If you are currently producing any similar types of data (e.g. environmental layers at resolutions from 100 m to 1 km for a global land mask) and if you would like to publish this data on LandGIS, please forward a proposal for publishing your global layers:

  • provide a technical description of the layers, approximate size after compression, data license and similar,

  • provide links to documentation and tutorials explaining how the data were generated,

As a general consideration OpenGeoHub requires that any data to be published via LandGIS satisfies some minimum quality and metadata requirements before it can be accepted to be hosted via our service (read more).

The Open Data review process includes:

  1. Technical checking of the data documentation and completeness (usually we run a script on your data that does all checks).

  2. Checking of data licenses (an Open data license is required).

  3. Checking of workflows — especially important if scientific publication is not available or still in review.

  4. Optimization of file size and compression.

  5. Visual checking of any artifacts in maps, land and water masks and similar.

OpenGeoHub however will not interfere with the peer-review process or evaluate the methodological validity of produced maps.

The LandGIS Review Committee evaluates submitted applications for hosting at OpenGeoHub and then, depending on the decision, will recommend publication of the maps on the LandGIS portal or suggest revisions. Since hosting of large maps (>50GB per submission) can be time-consuming and can result in high hosting and processing costs, users are also encourage to make use of commercial options provided by third parties (maps discoverable and visible via LandGIS, but hosted through a different system).

Types of maps that will not be considered:

  • Incomplete, undocumented and not strictly following all submission instructions,

  • Proprietary maps or maps distributed under the non-Open / restrictive Non-Commercial licenses,

  • Previously copyrighted materials that can not be put under one or more of the recognized Open Data licenses,

  • Containing false information or serious flaws,


How to credit LandGIS

We require that you credit each layer based on the instructions available in the metadata or on the landing page.
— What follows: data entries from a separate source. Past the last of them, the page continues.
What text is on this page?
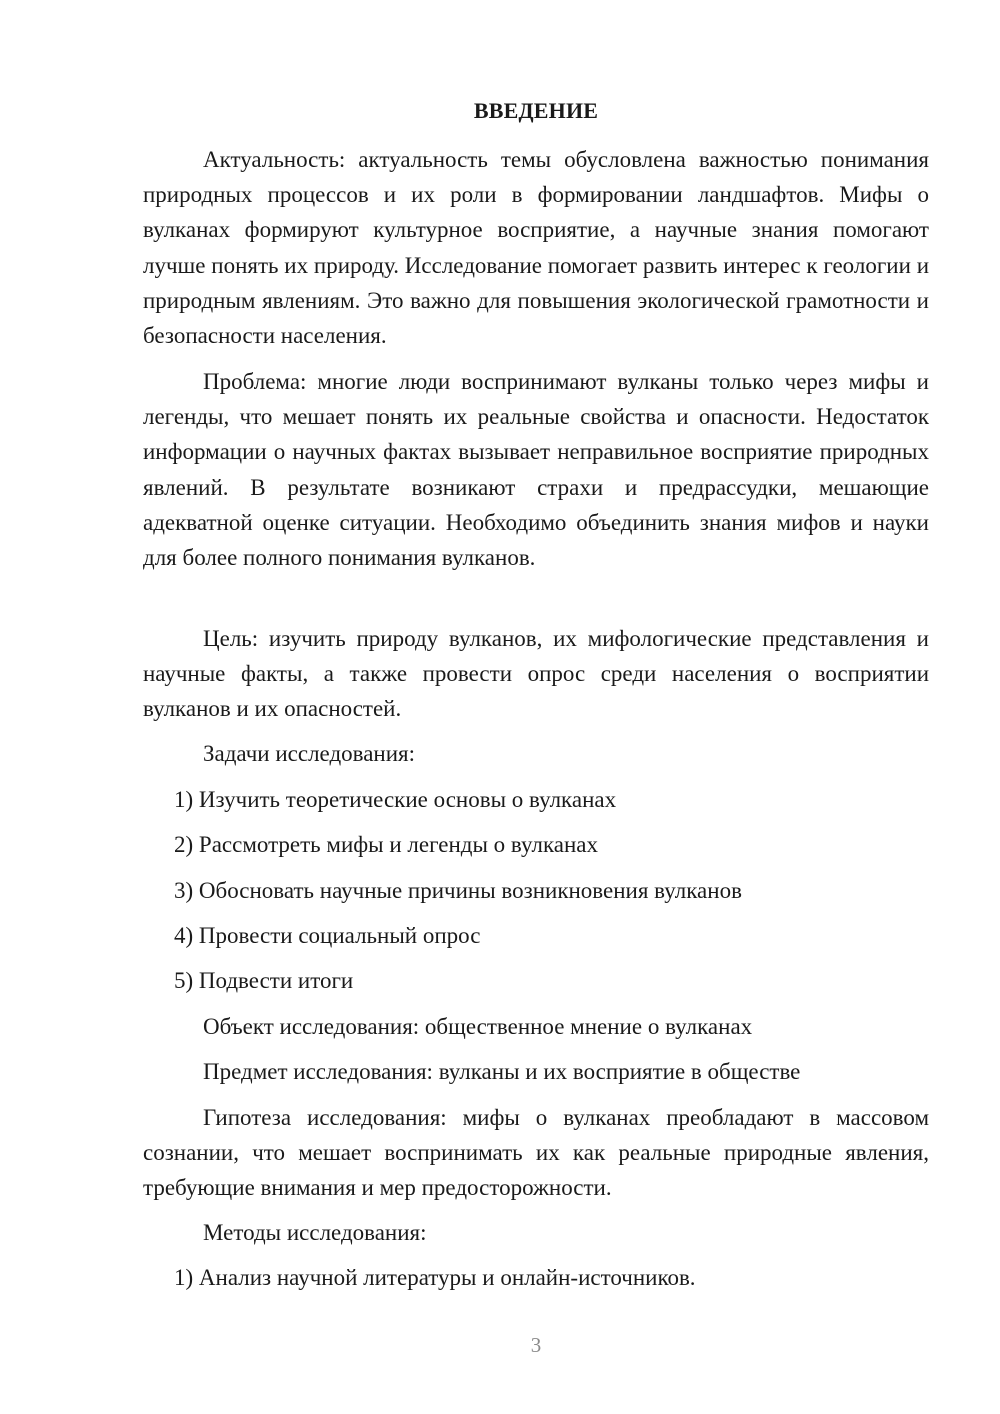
ВВЕДЕНИЕ

Актуальность: актуальность темы обусловлена важностью понимания природных процессов и их роли в формировании ландшафтов. Мифы о вулканах формируют культурное восприятие, а научные знания помогают лучше понять их природу. Исследование помогает развить интерес к геологии и природным явлениям. Это важно для повышения экологической грамотности и безопасности населения.

Проблема: многие люди воспринимают вулканы только через мифы и легенды, что мешает понять их реальные свойства и опасности. Недостаток информации о научных фактах вызывает неправильное восприятие природных явлений. В результате возникают страхи и предрассудки, мешающие адекватной оценке ситуации. Необходимо объединить знания мифов и науки для более полного понимания вулканов.

Цель: изучить природу вулканов, их мифологические представления и научные факты, а также провести опрос среди населения о восприятии вулканов и их опасностей.

Задачи исследования:
1) Изучить теоретические основы о вулканах
2) Рассмотреть мифы и легенды о вулканах
3) Обосновать научные причины возникновения вулканов
4) Провести социальный опрос
5) Подвести итоги
Объект исследования: общественное мнение о вулканах
Предмет исследования: вулканы и их восприятие в обществе

Гипотеза исследования: мифы о вулканах преобладают в массовом сознании, что мешает воспринимать их как реальные природные явления, требующие внимания и мер предосторожности.

Методы исследования:
1) Анализ научной литературы и онлайн-источников.
3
If no other option is available you can credit these data by using “© LandGIS contributors” and/or by using https://landgis.opengeohub.org.

You must also make it clear that the data are available under the Open Data Commons Open Database License (ODbL) and/or Creative Commons Attribution-ShareAlike 4.0 International license (CC BY-SA), and if using our map tiles, that the cartography is licensed as CC BY-SA. You may do this by linking to our copyright page. Alternatively, and as a requirement if you are distributing LandGIS in a data form, you can name and link directly to the license(s). In media where links are not possible (e.g. printed works), we suggest you direct your readers to https://landgis.opengeohub.org, and if relevant, to the opengeohub.org foundation homepage.


Copyright infringement

OpenGeoHub contributors are reminded never to add data from any copyrighted sources (e.g. Google Maps or printed maps) without explicit permission from the copyright holders. If you believe that copyrighted material has been inappropriately added to the LandGIS database or this site, please contact us.

Trademarks

OpenGeoHub and LandGIS are registered trademarks of the OpenGeoHub Foundation.